For the half-day I was there, I was impressed. If you ever find yourself in The Hague, do go to the
Mauritshuis, a fine museum housed in a 17th-century mansion that overlooks a lake. Vermeer’s “Girl With a Pearl Earring” is there, as are a few Rembrandts and collections of some Flemish masters like Peter Paul Rubens and Hans Memling. The current special exhibition, entitled “Dreaming of Italy,” shows the works of many non-Italian artists who were inspired by Italian landscapes and settings.
The curator of the Italian exhibit did a tremendous job, bringing in pieces from such famous institutions as the Louvre, the Getty and the Prado, as well as from not-so-obvious places like the Milwaukee Art Museum, Smith College in Northampton, Mass., and the royal collection of Buckingham Palace.

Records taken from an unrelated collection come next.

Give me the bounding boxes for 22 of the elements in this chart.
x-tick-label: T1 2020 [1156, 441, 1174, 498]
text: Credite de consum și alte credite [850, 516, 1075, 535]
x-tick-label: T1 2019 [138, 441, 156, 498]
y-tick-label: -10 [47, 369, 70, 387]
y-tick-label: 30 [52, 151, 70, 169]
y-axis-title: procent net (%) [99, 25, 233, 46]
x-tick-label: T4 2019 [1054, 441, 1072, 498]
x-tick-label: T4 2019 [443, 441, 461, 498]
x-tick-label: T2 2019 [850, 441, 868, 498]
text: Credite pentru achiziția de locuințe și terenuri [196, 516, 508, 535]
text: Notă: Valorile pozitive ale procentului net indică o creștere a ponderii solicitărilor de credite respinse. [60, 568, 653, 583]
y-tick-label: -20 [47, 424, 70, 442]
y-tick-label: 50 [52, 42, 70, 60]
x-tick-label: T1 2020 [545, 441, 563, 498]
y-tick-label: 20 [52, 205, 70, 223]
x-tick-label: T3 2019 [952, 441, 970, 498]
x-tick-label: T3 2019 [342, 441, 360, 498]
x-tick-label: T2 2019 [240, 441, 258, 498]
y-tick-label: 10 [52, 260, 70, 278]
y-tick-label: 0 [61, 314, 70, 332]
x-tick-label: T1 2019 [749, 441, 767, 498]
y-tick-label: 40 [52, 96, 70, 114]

The little diversion to The Hague lasted longer than planned, as the machine that controls the lockers in the train station broke and I could not get my luggage. Station attendants opened a couple of rows of lockers with keys to remove an access panel, but the key would not work for the row where my locker was. The mechanic they called in tried un-jamming the machine’s ticket reader and also tried the key, again unsuccessfully. He finally put his mechanic’s skills to work by jimmying the lock with a screwdriver. High-tech stuff!
This little problem took an hour and a half to resolve. I missed one train to Bruges and almost missed another, but got to that wonderful Flemish town just after 8 p.m., with some daylight left. Europe sets its clocks ahead one week before North America, so my 7-hour time change from Chicago became 8 hours the day after I landed in Amsterdam.